Association of Serum Eotaxin Levels and Markers of Myocardiac Injury in Hemodialysis Patients

Study Design and Patient Population This cross-sectional trial, and will be carried out in accordance with the Declaration of Helsinki and applicable regulations. The protocol will be sent to the institutional ethics committee and patients' written informed consent will be obtained. To be included in the study, patients will be at least 20-years-old and on outpatient HD for at least 3 months. All the patients were dialyzed three times a week with a high-flux membrane and bicarbonate dialysate solutions. Patients will excluded if they had an acute infection or malignancy. A total of 400 long-term HD patients are randomly invited and enrolled in the study. The medical records will thoroughly reviewed for each subject by a collaborating physician in the study. Information such as underlying kidney disease, cardiovascular disease history, and other comorbid illnesses are abstracted. A pre-existing history of CVD was defined as a history of CAD ( including a history of myocardial infarction, coronary artery angioplasty/stenting/bypass surgery, carotid endarterectomy/stenting), cerebrovascular disease (CVD, e.g., stroke), non-traumatic lower extremity amputation, and lower limb artery bypass surgery/angioplasty/stenting

Measurements Predialysis blood samples are obtained on a mid-week day.Within 30 min after sampling, the remaining blood arecentrifuged at 3,000 g for 10 min, immediately aliquoted and frozen at-80 °C until further analysis. The total serum cholesterol is measured through the reaction of cholesterol esterase/cholesterol oxidase/peroxidase, using Hitachi 747 (Hitachi, Bohemia, NY, USA). HDL cholesterol is quantified after precipitation with polyethylene glycol at room temperature. Serum glucose concentrations are measured by the glucose oxidase method. Low-density lipoprotein cholesterol was calculated using the Friedewald formula. Total serum triglycerides were measured through the reaction of glycerol/ phosphate/oxidase and peroxidase. The serum levels of high-sensitivity C-reactive protein (hsCRP) are measured using a Behring Nephelometer II (Dade Behring, Tokyo, Japan). Serum levels of IL-6 and MCP-1 are measured by a commercially available enzyme-linked immunosorbent assay (Quantikine HS Immunoassaykit, R&D System, Minneapolis, MN, USA). Serum 8-isoprostane concentrations were measured using the ELISA assay (Cayman Chemical, Ann Arbor, Michigan, USA) with a detection limit of 3 pg/mL, according to the manufacturer's instruction.
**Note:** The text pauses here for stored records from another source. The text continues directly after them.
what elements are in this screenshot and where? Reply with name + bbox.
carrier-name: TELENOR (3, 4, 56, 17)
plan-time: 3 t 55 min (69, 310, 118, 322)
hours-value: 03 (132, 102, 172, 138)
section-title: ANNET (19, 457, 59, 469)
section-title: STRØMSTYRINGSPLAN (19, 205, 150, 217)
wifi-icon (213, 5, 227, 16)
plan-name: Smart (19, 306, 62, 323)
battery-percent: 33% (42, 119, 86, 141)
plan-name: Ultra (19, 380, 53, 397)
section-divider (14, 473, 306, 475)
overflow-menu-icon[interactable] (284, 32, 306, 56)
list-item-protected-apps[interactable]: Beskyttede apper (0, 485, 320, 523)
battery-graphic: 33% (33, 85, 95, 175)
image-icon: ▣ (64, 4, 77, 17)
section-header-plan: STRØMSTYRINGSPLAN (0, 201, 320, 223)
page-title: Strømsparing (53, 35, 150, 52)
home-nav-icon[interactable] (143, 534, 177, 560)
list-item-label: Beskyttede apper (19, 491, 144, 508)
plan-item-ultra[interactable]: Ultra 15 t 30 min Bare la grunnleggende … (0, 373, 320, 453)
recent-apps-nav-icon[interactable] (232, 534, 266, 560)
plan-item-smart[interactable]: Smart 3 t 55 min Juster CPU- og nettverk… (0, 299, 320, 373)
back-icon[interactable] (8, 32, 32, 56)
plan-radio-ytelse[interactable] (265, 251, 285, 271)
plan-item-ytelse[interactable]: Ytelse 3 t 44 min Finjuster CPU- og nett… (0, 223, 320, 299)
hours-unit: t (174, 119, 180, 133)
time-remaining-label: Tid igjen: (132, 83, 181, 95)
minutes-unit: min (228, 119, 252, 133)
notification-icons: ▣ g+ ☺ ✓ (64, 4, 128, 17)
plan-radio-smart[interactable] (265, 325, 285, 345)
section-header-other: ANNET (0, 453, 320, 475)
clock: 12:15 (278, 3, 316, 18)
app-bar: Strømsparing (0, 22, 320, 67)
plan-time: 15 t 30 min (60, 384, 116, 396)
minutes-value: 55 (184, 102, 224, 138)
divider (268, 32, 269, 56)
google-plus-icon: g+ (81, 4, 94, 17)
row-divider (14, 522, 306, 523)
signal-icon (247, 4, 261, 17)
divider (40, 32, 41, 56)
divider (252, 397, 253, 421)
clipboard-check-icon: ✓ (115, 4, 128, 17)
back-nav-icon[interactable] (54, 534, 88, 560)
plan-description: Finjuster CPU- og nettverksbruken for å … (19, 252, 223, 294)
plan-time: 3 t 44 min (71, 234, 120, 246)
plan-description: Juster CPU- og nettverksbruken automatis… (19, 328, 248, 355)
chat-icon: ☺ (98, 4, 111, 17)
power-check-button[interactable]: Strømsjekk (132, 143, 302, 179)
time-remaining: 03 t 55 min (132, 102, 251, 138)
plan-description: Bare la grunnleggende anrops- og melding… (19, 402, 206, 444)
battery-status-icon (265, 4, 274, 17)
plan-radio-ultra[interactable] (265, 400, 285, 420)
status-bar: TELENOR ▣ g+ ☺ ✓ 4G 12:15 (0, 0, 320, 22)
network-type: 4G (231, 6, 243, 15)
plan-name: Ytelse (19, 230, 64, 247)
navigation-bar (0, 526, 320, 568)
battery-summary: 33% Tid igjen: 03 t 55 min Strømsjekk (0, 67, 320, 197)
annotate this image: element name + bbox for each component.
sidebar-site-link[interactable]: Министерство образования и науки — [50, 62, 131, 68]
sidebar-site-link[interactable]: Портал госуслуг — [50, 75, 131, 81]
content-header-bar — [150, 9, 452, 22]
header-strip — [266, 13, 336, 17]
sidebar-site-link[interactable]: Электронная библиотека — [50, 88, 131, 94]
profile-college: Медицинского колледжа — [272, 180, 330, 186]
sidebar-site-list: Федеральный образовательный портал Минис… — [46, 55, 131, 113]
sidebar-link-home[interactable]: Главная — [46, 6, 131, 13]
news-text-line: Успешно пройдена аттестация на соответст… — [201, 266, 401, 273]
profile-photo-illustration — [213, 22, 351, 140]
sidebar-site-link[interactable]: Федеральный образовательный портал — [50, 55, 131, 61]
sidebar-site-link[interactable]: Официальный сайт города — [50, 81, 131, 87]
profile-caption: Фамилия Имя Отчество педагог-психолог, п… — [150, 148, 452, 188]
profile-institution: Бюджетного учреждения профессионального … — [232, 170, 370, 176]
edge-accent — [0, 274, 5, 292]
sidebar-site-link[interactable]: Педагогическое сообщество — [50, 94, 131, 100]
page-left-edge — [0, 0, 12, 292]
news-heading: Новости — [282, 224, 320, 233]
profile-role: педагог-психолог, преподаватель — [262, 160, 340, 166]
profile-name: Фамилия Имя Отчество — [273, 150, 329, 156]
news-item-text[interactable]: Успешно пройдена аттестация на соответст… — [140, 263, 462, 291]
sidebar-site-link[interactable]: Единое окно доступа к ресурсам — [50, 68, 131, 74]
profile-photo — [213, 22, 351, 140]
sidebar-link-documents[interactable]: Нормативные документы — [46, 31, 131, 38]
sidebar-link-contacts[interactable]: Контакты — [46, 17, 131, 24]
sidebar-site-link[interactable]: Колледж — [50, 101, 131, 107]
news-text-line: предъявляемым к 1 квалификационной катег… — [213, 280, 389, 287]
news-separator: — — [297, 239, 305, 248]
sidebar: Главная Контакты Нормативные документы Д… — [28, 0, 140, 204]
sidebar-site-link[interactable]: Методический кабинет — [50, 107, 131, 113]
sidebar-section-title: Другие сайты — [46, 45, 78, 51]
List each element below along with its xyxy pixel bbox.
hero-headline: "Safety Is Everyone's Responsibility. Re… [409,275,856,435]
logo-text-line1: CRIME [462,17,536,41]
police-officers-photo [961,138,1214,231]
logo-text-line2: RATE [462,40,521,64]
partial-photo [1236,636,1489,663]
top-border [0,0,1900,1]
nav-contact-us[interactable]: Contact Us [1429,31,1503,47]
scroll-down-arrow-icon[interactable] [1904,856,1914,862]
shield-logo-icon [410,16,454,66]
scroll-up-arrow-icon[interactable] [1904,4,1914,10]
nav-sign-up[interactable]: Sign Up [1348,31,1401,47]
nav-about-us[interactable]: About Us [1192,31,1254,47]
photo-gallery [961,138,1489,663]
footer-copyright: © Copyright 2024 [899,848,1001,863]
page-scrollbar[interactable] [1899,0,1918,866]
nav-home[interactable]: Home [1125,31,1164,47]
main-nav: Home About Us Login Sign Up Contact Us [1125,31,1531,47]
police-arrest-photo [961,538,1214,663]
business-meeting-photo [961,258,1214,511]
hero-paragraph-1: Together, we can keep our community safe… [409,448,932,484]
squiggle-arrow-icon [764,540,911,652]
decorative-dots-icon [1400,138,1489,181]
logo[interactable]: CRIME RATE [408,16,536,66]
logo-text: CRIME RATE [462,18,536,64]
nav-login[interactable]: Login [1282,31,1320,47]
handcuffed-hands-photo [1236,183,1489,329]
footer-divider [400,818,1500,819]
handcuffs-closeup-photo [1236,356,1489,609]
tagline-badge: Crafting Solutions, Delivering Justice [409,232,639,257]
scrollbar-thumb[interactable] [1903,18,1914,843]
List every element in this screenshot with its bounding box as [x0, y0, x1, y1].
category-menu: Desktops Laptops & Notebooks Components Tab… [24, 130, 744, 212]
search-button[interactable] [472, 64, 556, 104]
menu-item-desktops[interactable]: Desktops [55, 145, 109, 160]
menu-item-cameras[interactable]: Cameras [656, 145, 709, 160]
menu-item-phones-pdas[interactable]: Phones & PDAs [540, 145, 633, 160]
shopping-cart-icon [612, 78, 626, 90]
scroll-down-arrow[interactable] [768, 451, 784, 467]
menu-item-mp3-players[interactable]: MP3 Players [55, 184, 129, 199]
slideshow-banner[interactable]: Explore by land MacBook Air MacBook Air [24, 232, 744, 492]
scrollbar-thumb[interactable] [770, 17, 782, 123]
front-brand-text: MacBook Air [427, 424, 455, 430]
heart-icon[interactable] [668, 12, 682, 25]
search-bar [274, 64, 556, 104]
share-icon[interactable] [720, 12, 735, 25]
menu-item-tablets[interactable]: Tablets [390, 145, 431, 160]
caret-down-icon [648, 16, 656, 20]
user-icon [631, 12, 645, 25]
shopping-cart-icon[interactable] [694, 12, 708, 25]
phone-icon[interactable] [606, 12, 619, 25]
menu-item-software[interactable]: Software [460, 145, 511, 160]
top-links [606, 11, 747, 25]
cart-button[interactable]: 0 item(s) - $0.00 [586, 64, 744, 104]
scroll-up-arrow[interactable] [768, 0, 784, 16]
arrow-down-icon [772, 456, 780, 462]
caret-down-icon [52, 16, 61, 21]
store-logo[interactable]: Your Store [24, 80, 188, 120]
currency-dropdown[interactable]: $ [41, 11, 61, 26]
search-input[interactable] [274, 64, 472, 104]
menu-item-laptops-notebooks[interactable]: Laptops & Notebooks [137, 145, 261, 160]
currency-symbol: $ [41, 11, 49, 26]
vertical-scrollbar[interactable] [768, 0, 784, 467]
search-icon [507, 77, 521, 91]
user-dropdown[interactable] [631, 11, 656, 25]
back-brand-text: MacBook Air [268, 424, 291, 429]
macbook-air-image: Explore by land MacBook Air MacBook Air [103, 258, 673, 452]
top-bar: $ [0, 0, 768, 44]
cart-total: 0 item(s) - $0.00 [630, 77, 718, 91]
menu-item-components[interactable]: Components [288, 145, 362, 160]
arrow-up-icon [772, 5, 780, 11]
Serum eotaxin levels will be determined using a commercial ELISA kit (R&D systems, Minneapolis, MN, USA)according to the manufacturer's protocol. In brief, mouse antihuman antibody against eotaxin is used to capture eotaxin from plasma. Captured eotaxin is detected with biotynilated goat antihuman eotaxin antibody. After washing, plates are incubated with streptavidin-HRP, developed with appropriate substrate, and OD450 is determined using an ELISA plate reader. Measurements are done in duplicate in an assay able to detect 10 pg of eotaxin/ml. The intraand inter-assay coefficients of variation values are <4% and <6%, respectively.

The Siemens Atellica IM High Sensitivity Troponin I assay (Siemens Healthineers) is a three-site sandwich immunoassay with a limit of detection of 1.6 ng/L and limit of quantification of 2.5 ng/L. The upper reference limit 99th centile was determined in 2007 samples from healthy individuals as 34 ng/L in women, and 53 ng/L in men, with a single threshold of 45 ng/L. In the reference range population, 75% of patients had values greater than the limit of detection. All measurements were undertaken at a central laboratory, who were blinded to all clinical information with results provided to the research team and linked to the trial database for analysis.

The redox state of serum albumin was determined by fractionating it into human mercaptalbumin (HMA), human nonmercaptalbumin-1 (HNA-1), and human non-mercaptalbumin-2 (HNA-2) with high-performance liquid chromatography (HPLC).